Poetry Friday: Iowa Farmstead

Every so often I visit an abandoned farm near my house. Not much is left of it anymore, a decrepitude that is fairly common in Iowa after about 100 years of rural to urban migration, world commodity markets, and industrial agriculture. The “neighborhood” school in my township once had 80 kids attending; now it’s closed. When I visit the farmstead, the traces of the lives that created that place are difficult to discern. So I wonder: What gets remembered? What gets forgotten? What should be?

Poetry_FridayIt’s the end of another school year. I reflect on my own teaching work as if I were a farmer at the end of the harvest. What took root in the fields this year? Where did weeds encroach? And I think about how each year my most sincere goal isn’t so much to be remembered as to be good mulch for the next crop of years my students will plant.

For more Poetry Friday poems, please visit Betsy at Teaching Young Writers.

Iowa Farmstead

Near where the house once stood
unruly lilacs bloom again this May,

song sparrows weave
a nest in thicket branches.

A limestone foundation. A gaping threshold.
A child’s red boot. The ghost of goats.

Where yard chickens scratched, pasture
grass yields to the south wind,

side-steps, springs erect. A horde of nettles
gather on a hummock forked from the barn.

Fitted by worn hands to shelter cows,
mossy plinths bear up an immense sky,

a veiled hope,
the remains of the day.

© Steve Peterson

Here’s a short video of the lilacs in the wind.

8 thoughts on “Poetry Friday: Iowa Farmstead

  1. YES. Mulch is the perfect metaphor.
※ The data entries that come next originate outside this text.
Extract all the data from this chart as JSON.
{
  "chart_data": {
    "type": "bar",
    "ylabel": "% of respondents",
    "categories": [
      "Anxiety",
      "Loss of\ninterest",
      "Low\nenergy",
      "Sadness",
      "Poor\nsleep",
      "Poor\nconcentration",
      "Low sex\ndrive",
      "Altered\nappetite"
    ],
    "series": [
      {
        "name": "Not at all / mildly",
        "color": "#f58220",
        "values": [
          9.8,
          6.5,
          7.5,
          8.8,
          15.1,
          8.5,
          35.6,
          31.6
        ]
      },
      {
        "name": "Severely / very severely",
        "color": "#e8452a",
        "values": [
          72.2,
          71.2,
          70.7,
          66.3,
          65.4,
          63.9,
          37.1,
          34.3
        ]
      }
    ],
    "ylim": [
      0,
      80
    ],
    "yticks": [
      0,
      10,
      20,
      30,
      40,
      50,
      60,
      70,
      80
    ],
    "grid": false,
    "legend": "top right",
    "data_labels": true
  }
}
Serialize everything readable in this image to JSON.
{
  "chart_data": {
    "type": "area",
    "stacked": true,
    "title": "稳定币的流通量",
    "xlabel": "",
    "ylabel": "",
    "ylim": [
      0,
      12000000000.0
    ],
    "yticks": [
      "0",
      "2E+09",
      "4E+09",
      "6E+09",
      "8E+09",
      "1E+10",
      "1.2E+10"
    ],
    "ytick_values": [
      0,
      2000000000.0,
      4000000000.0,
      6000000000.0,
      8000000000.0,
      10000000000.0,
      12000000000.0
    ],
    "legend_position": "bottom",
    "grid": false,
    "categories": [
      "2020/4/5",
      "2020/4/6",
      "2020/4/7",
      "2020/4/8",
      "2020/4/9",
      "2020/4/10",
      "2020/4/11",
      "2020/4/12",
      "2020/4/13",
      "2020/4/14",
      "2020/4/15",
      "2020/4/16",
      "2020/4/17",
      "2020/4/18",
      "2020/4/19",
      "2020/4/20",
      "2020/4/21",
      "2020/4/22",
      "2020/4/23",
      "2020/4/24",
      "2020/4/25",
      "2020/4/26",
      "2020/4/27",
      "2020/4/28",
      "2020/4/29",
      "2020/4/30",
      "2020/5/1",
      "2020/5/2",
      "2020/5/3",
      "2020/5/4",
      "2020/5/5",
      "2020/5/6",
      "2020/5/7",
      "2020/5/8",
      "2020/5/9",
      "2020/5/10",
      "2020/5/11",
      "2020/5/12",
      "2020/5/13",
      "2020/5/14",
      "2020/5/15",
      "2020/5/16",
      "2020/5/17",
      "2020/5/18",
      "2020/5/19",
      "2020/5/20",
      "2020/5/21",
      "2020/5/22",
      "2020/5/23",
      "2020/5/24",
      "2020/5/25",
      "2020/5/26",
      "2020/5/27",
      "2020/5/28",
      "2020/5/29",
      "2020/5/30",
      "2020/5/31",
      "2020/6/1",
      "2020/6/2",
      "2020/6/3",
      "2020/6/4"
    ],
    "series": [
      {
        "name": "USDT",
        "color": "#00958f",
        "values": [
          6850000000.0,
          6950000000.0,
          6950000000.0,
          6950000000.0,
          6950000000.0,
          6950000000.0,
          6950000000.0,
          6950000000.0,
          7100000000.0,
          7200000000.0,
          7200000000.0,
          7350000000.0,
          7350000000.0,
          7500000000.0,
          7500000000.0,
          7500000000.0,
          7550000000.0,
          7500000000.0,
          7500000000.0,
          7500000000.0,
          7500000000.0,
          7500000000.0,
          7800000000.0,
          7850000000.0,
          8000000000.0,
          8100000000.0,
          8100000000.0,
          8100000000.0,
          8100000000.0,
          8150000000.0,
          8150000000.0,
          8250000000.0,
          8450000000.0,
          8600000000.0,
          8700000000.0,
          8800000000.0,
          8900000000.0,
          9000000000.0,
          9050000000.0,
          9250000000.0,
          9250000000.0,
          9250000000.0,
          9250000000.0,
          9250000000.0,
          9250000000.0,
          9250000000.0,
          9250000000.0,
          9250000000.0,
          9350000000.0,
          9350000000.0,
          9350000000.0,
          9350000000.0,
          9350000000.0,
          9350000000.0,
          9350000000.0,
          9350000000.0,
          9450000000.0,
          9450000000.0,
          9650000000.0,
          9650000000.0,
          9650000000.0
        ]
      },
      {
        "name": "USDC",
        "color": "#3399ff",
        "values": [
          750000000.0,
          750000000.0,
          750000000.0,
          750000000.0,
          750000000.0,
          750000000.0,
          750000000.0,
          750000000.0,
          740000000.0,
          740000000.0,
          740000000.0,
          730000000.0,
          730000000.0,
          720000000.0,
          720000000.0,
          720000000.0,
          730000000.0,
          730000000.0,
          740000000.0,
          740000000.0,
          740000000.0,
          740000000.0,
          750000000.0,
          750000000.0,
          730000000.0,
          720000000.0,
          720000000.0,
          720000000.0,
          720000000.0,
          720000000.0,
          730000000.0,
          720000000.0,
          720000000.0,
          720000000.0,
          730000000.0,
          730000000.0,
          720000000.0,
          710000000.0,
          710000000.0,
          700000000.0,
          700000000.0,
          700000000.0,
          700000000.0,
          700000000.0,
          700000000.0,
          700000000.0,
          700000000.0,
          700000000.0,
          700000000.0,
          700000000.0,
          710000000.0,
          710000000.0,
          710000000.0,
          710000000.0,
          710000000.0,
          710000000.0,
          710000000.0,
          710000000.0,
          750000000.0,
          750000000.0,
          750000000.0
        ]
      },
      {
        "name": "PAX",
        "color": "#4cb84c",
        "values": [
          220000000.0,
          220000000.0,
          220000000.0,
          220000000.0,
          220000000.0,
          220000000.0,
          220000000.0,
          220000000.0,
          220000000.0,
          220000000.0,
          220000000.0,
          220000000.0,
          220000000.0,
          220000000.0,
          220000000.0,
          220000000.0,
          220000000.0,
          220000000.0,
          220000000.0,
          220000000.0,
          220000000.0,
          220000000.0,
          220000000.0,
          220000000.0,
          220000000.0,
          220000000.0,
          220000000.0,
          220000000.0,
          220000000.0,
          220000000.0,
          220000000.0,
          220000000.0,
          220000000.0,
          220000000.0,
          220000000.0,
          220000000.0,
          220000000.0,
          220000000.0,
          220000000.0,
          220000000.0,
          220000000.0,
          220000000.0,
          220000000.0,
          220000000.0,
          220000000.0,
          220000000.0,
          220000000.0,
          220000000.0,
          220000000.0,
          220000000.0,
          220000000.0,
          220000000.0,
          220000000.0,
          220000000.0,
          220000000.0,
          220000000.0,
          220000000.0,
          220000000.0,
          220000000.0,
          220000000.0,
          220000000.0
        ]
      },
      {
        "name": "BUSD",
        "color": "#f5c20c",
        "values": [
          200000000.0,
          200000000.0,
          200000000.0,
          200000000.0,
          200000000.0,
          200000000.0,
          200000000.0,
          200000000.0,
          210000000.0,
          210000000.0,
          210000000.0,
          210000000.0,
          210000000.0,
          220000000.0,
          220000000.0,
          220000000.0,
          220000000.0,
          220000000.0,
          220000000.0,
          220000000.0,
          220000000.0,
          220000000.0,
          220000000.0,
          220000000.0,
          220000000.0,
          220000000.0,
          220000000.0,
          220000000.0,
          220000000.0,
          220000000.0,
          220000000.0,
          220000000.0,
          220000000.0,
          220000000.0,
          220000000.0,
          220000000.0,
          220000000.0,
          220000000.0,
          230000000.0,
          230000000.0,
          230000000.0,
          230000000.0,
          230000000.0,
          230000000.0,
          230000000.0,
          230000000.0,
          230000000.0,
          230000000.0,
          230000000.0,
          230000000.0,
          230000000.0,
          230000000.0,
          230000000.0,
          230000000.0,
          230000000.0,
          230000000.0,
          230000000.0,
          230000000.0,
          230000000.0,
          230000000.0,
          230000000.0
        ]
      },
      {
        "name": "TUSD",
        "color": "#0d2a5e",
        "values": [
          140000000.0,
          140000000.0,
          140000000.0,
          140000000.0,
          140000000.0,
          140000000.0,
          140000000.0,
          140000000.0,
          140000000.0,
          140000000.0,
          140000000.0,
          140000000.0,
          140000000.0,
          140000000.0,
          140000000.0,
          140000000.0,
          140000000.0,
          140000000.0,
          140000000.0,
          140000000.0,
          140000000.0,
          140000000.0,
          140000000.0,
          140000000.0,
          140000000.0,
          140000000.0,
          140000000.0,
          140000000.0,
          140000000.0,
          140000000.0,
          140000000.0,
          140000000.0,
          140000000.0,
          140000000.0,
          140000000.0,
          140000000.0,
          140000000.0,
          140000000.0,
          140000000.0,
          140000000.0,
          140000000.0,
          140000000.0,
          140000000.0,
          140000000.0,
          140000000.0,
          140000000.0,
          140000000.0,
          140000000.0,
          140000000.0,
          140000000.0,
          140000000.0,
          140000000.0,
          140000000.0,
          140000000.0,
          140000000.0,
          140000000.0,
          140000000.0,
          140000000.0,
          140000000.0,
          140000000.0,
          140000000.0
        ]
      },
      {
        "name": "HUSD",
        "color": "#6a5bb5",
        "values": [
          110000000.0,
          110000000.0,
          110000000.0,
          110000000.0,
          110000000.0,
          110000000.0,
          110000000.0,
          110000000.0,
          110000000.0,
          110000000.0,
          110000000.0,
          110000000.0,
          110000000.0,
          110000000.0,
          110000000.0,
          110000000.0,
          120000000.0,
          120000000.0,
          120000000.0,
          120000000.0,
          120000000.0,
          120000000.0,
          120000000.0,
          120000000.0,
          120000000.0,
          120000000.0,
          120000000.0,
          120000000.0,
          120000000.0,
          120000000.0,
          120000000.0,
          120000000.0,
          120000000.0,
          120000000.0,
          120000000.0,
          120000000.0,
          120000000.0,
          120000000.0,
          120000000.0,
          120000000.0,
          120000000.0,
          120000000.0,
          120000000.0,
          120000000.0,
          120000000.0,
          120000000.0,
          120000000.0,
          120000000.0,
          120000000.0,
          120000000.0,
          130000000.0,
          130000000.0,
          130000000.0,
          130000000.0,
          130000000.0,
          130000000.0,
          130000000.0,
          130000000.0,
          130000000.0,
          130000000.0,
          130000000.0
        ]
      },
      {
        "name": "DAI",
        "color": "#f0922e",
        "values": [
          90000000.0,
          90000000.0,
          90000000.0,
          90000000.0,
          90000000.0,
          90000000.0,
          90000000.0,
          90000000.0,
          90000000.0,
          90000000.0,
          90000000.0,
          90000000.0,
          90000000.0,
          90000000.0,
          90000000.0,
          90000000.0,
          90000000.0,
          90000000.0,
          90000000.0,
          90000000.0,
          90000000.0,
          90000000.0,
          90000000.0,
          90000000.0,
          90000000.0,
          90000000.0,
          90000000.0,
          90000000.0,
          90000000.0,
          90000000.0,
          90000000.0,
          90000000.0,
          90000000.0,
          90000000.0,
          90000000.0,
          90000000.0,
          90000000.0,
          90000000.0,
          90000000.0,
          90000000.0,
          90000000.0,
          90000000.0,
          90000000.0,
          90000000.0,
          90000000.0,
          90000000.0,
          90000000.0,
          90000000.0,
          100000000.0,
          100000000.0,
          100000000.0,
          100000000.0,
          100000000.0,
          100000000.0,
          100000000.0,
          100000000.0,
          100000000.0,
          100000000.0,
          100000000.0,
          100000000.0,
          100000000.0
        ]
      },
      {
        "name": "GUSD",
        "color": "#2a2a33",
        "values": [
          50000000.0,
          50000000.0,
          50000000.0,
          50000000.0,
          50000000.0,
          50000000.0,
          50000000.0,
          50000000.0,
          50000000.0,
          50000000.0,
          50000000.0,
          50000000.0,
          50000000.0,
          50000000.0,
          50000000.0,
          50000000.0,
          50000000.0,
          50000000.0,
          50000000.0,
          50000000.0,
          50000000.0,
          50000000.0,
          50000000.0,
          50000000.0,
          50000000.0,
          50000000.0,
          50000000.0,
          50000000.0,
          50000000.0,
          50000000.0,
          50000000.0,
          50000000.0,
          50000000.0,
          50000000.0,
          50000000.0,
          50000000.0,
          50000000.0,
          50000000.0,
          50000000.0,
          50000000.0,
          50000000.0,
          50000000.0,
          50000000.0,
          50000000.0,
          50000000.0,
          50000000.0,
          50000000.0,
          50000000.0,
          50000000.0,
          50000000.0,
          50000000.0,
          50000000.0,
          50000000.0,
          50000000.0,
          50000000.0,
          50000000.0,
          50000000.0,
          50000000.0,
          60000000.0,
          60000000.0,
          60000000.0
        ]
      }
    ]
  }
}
I am having many of those same thoughts right now, as we’re ending our school year, too. Thank you for this.

    • Thanks for stopping by, Ruth. Yes, the mulch thing seems like the way that makes sense to me, providing nutrients but then disappearing, too. Whatever good happens in the classroom this year I want to truly become the children’s.

      I hope your last few days with the kids are good ones! Enjoy them! 🙂

    • Thanks, Bridget! Not many people remember much about third grade, I imagine. Certainly I don’t remember much! Perhaps that is as it should be?

      And about the vacation…that’s why it took me so long to reply to your comment. I have been hiking in northern Minnesota! What fun. Have a wonderful summer, too.

  2. What a beautiful post and poem. I love the idea of teaching as farming and wanting to be good mulch. In light of your post I couldn’t help but think of the unruly lilacs as students. I could point out many words and lines in your poem that touched me but I confess I have a special soft spot for the ghosts of goats.

    • Thank you, Liz. Yes, sometimes the unruly lilacs COULD be students! Ha! Or their teacher? 🙂

      Seriously, though, the farmstead really does get me thinking about how, as we live our lives, we leave traces of ourselves behind, sometimes so faint as to be almost unrecognizable, sometimes stronger and clearer.

      Thanks for reading and offering a comment. Best to you!